I am not sure if this is more a demand response (less US demand for oil) or more a supply response (more domestic US production), but it seems like pretty clear evidence to me.  My forecasts for the 2006 trade deficit now incorporate a baseline without any increase in demand for imported oil.  I probably should work in a small fall. 

Incidentally, Chinese demand for oil is up 15% y/y.    Probably because new car sales have been growing like mad.    It probably isn’t an accident that in the face of growing Chinese demand and limited growth in supply, higher prices have helped to push US demand down.    That’s how markets work.  They match demand and supply.

I also wanted to build on a couple of points that I made yesterday -- points that put me outside the emerging consensus (see the various investment bank daily comments) that the non-oil trade deficit may have peaked.  My worry: folks are extrapolating on the basis of recent trends on the non-oil import and export side that may not be sustained.

The following chart shows US non-oil imports.    They basically have been flat since January.   Interestingly, they also were flat in the first half of last year, then grew strongly in the second half.   That supposedly was linked to a correction in electronics inventories, among other things.

non_petroleum_07_2006

I wouldn’t be surprised is something similar happens this year.  Or at least I cannot rule it out.   US import demand slowed before the US economy slowed in 2006.   And it might pick up (slightly) even as the US economy slows.   12 months of zero growth in non-oil imports would be unusual – so long as overall demand growth remains positive. 

And what of exports?  I put them on a separate graph, because the difference in scale is such that the upward trend gets squashed a bit if exports are graphed on the same scale as non-oil imports.   The scale for imports is $120b to $155b.   The scale for exports is $90b to $120b.

exports_07_2006 There is a solid upward trend.    I was slightly worried that export growth was flattening on the basis of the January to April data.  But there was a nice jump up in May. 

What accounts for very strong export growth since the end of 2003? 

  • The dollar’s depreciation against the euro in 2002 and 2003.  The euro ended 2003 at 1.25 – and has generally fluctuated around that level since.   That helps.
  • Strong world growth. 
  • Strong growth in global demand for civil aircraft – combined with a recent run of success at Boeing.    Indeed, civil aircraft is one area where global demand growth has been stronger than US demand growth.  US airlines haven’t been placing big orders.  Airlines in Asia and the Middle East have.   Boeing competes against a European firm, so it benefits strongly from dollar depreciation.  I don’t think it is an accident that airbus did quite well when the dollar/ euro was around 0.9, and Boeing is doing quite well with the dollar/ euro at 1.25 and change.

I still think there is a risk that the month over month growth in exports may slow over the course of the year.   Or exports may fall below the trend line.  Why? 

  • May may prove to be blip.  The January-April flattening may be telling up something.
  • A set of emerging economies with large and growing current account deficit financed by big capital inflows (Turkey, India) ran into a bit of trouble recently.  I expect that Turkey’s economy will slow and its current account deficit (particularly excluding oil) will start to shrink.  And India’s deficit may not expand at its current pace.  Same with South Africa.
  • Generally speaking, the  emerging economies that don’t export oil may have to cut back on non-oil imports to pay their oil import bill.  Borrowing may not be as easy as it was in the first half.  And the oil exporters generally speaking don't buy American.

And Boeing.   With some help from Mr.

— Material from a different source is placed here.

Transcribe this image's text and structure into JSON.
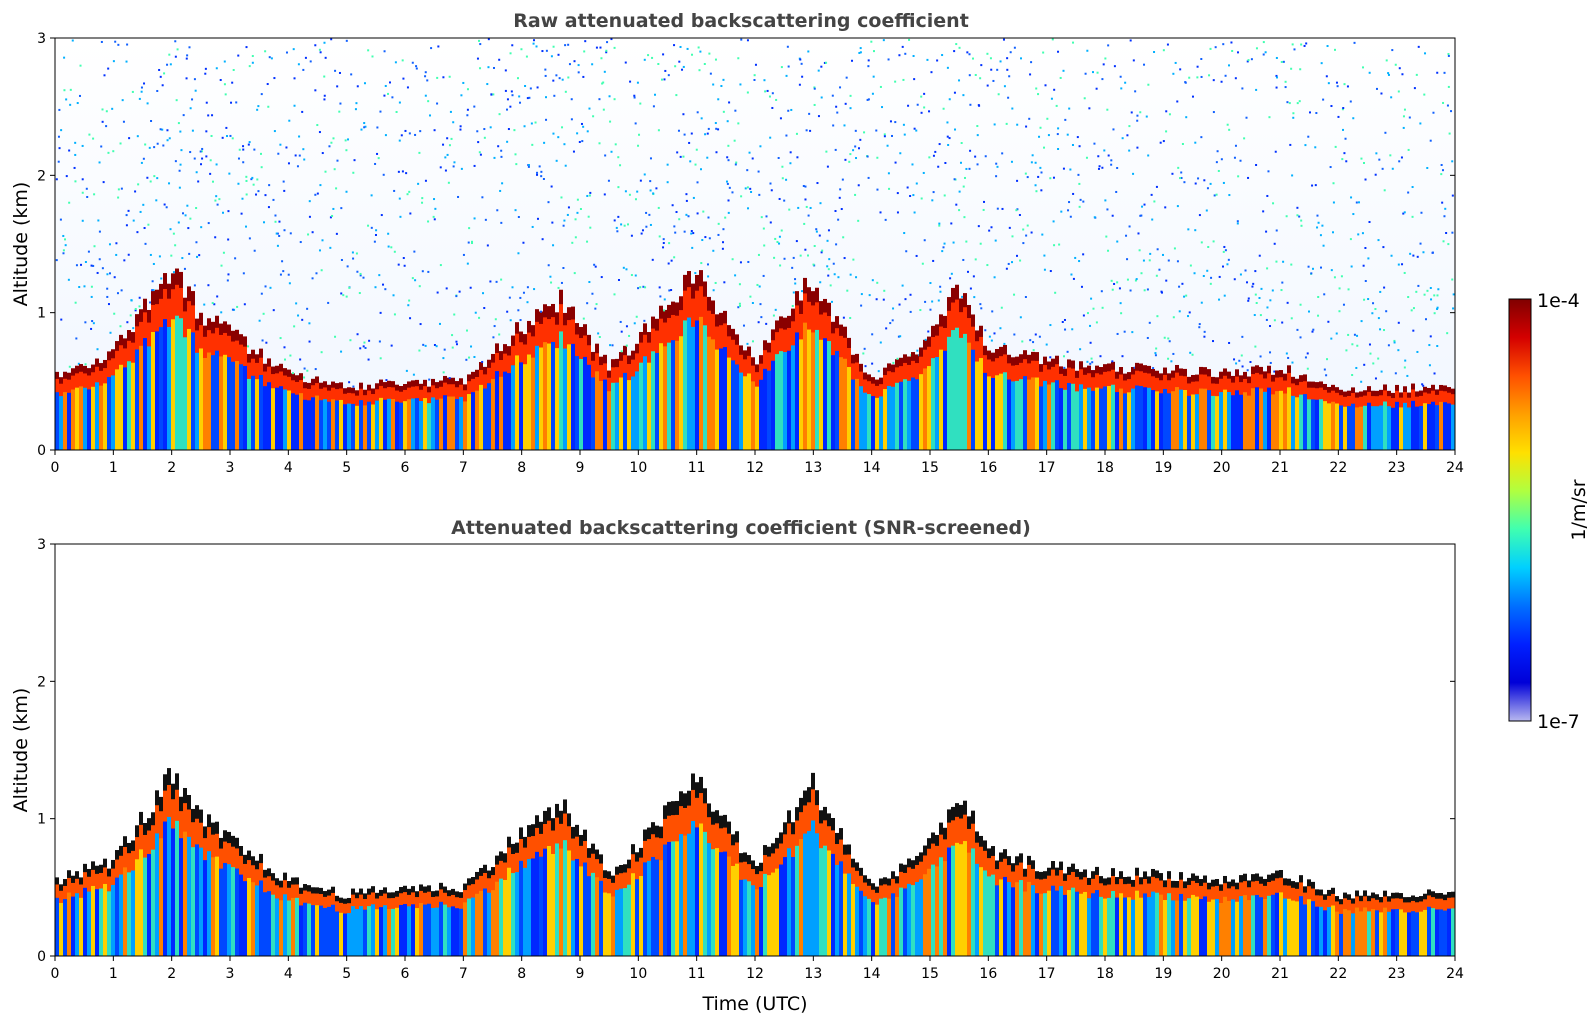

Bill, I learned it shipped 195 planes in the first half of the year.   It expects to ship 200 in the second half.   That is more than in 2005.   But it doesn’t seem to provide the basis for a lot of growth over the first half of this year.  Boeing seems to producing at capacity.

The big wildcard -- two net oil exporters on the United States border.  Canada and Mexico.  Both do buy American.  Continued strong demand from Mexico and Canada could help.